Walk into the restaurant and wait for the smiling waiter to show you to a seat. You’ll be given tea immediately, and it will be fine; already you’re getting a better experience than you do in the average American restaurant, at least if you appreciate good tea. Now cross your fingers! If you’re lucky, the guidebook wasn’t lying when it said this restaurant would bring you an English menu, and you’re home free.
You were lucky! Let’s see, that dish with buckwheat noodles and assorted seafood sounds appetizing. Let’s point at that. The waiter, by way of confirmation, says something which sounds like it’s very likely what you wanted, so you smile and nod and he smiles and bows and you sip your tea while you wait for your food.
It also might be a good idea, while you’re waiting, to start looking around at other diners to get some ideas how you might be supposed to eat your food once it’s arrived. Is anyone eating something that looks like it might be what you ordered? What part are they eating first? Do you dip the food in the sauce or pour the sauce over the food? What’s actually inside that jar on the table? Is anyone using it for anything, or is it just a decoration? Uh oh, too late: your food is here! Am I supposed to eat the green stuff? Why is there no napkin? What do I do when I drop a piece? Is this thing a fish or a vegetable? Wait—am I supposed to eat the shrimp’s face? What’s everyone else doing? Has anyone touched that jar yet?
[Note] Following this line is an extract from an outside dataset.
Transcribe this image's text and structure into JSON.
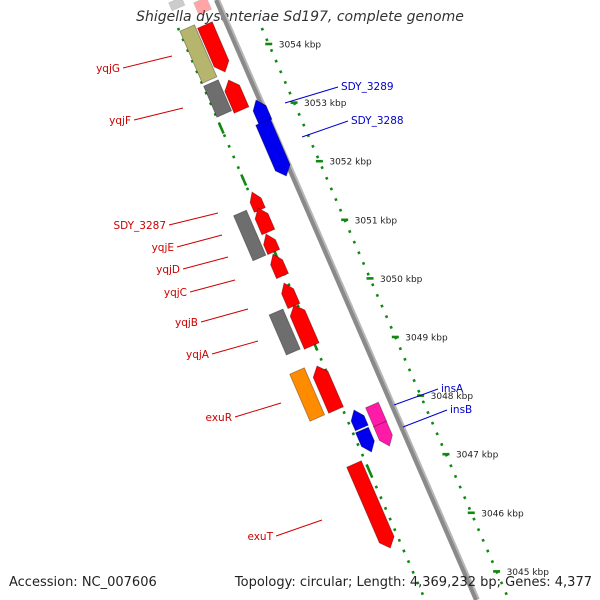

Well, you’ve managed to eat the whole thing, and it’s lucky that it was delicious because otherwise it would have been intolerable. It was delicious, though. But you’re not quite done! Now you have to pay. You have utterly no hope of reading the bill, so just bring it up to the cashier who, although he prefers not to speak English, will happily ring you up on the register, point to the glowing numbers, and smile and wait while you fumble with coins. Maybe he’ll helpfully tell you the denomination of the coin that doesn’t have Arabic numerals on it.
Congratulations! You’ve just eaten out in Japan! Don’t you wish you could do this more often?